“No dia 22 de Fevereiro de 2016 – por causa de uma veia que rebentou no meu estômago – morri e regressei à vida, num acontecimento que atravessou espaço e tempo separando e unindo em simultâneo.”
Esta frase representa o ponto de partida para o diário visual e escrito de uma quase tragédia, vivida na primeira pessoa pelo ilustrador António Jorge Gonçalves que, desde os seus seis anos – quando viu um dos seus desenhos ser elogiado pela professora primária -, nunca mais se surpreendeu com aquilo que as pessoas dizem dos seus desenhos.
A partir do momento em que a sombra da morte paira com a fulminante chegada e pronta partida de uma ambulância, ouve-se em surdina um “fui ao passado e não me encontrei“, como se assistíssemos a um twist na teoria de que, diante da face da morte, recordamos a vida num sopro.
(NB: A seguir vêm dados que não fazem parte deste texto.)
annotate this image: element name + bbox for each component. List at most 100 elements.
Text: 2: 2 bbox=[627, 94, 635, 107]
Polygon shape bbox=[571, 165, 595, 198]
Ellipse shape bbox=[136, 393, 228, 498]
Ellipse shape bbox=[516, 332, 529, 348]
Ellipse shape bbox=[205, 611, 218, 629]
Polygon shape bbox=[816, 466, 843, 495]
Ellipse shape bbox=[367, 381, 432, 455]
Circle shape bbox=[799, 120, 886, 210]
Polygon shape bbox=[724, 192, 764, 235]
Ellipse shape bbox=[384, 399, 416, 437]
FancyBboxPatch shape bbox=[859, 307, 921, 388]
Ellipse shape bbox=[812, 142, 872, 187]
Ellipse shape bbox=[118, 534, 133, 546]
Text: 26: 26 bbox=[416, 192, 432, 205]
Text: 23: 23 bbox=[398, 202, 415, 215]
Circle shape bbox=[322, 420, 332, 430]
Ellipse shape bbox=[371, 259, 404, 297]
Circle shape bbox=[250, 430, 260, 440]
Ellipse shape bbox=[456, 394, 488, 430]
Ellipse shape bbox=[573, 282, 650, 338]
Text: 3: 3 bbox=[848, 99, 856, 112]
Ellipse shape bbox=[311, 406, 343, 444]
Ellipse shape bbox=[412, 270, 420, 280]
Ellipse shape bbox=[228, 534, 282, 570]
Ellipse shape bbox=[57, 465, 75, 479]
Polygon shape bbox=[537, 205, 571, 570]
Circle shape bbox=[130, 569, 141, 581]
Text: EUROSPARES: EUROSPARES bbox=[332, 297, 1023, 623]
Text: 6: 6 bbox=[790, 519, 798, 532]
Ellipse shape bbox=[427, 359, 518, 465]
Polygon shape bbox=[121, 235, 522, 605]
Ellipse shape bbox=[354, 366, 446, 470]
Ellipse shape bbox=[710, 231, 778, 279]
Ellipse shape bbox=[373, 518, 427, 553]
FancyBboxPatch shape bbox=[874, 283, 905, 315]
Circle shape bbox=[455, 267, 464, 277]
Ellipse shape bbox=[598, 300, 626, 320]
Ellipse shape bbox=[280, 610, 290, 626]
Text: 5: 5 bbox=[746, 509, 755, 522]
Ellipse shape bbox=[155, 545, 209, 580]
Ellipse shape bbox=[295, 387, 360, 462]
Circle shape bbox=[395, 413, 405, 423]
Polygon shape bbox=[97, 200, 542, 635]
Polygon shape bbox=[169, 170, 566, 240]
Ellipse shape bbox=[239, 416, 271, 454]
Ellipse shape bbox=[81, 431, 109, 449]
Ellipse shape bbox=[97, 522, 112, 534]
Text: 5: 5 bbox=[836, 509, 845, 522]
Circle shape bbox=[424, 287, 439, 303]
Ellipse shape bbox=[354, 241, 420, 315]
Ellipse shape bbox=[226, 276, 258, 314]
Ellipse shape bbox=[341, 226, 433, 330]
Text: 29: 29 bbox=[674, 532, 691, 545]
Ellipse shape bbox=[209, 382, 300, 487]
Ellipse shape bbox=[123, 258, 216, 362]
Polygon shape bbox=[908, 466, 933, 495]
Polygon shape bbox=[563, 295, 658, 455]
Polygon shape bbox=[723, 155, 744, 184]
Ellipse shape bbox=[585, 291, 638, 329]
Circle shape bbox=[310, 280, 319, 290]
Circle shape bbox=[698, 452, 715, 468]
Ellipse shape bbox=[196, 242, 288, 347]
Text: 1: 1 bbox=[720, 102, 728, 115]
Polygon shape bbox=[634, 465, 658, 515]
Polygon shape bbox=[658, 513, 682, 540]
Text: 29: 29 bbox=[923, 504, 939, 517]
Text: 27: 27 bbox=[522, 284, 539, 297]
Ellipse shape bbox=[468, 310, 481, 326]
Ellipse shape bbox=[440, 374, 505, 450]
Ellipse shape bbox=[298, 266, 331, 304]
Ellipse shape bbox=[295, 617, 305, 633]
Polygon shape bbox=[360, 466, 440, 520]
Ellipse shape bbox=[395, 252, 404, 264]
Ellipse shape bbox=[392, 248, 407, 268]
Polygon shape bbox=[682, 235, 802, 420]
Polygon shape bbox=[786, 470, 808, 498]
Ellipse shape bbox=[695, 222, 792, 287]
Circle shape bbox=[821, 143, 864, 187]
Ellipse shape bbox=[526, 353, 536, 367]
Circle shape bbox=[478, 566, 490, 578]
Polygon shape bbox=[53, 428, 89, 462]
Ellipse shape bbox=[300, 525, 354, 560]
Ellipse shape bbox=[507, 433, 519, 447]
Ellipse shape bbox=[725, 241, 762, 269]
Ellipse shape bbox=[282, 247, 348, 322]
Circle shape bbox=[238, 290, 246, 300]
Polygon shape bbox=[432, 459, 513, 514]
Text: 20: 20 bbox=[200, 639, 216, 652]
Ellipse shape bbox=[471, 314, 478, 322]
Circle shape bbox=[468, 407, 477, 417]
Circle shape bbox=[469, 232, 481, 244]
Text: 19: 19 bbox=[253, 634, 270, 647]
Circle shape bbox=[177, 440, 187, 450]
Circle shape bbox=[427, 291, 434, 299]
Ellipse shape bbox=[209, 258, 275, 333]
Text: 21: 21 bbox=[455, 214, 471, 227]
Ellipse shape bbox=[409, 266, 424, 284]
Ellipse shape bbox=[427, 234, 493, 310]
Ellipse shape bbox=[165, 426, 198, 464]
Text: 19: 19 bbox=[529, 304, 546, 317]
É então que a viagem pelo mundo das sombras se faz, também, através dos olhos de uma criança, com idas ao circo e a uma feira de vaidades, tudo alternado com os pesadelos que vão chegando em linhas quase desconexas até que, quando a vida é reposta, se deseja que esta possa ser congelada num loop feliz: o de uma ida ao parque das crianças onde em suspenso fique a imagem de um baloiço a andar para a frente e para trás.
Ao preto e ao azul, as duas cores que são o oxigénio de António Jorge Gonçalves, junta-se neste “A Minha Casa Não Tem Dentro” (Abysmo, 2017) o vermelho, representação da morte, da estranheza, do terror e do desconhecido. Que a Abysmo continue a sua aposta nos livros ilustrados.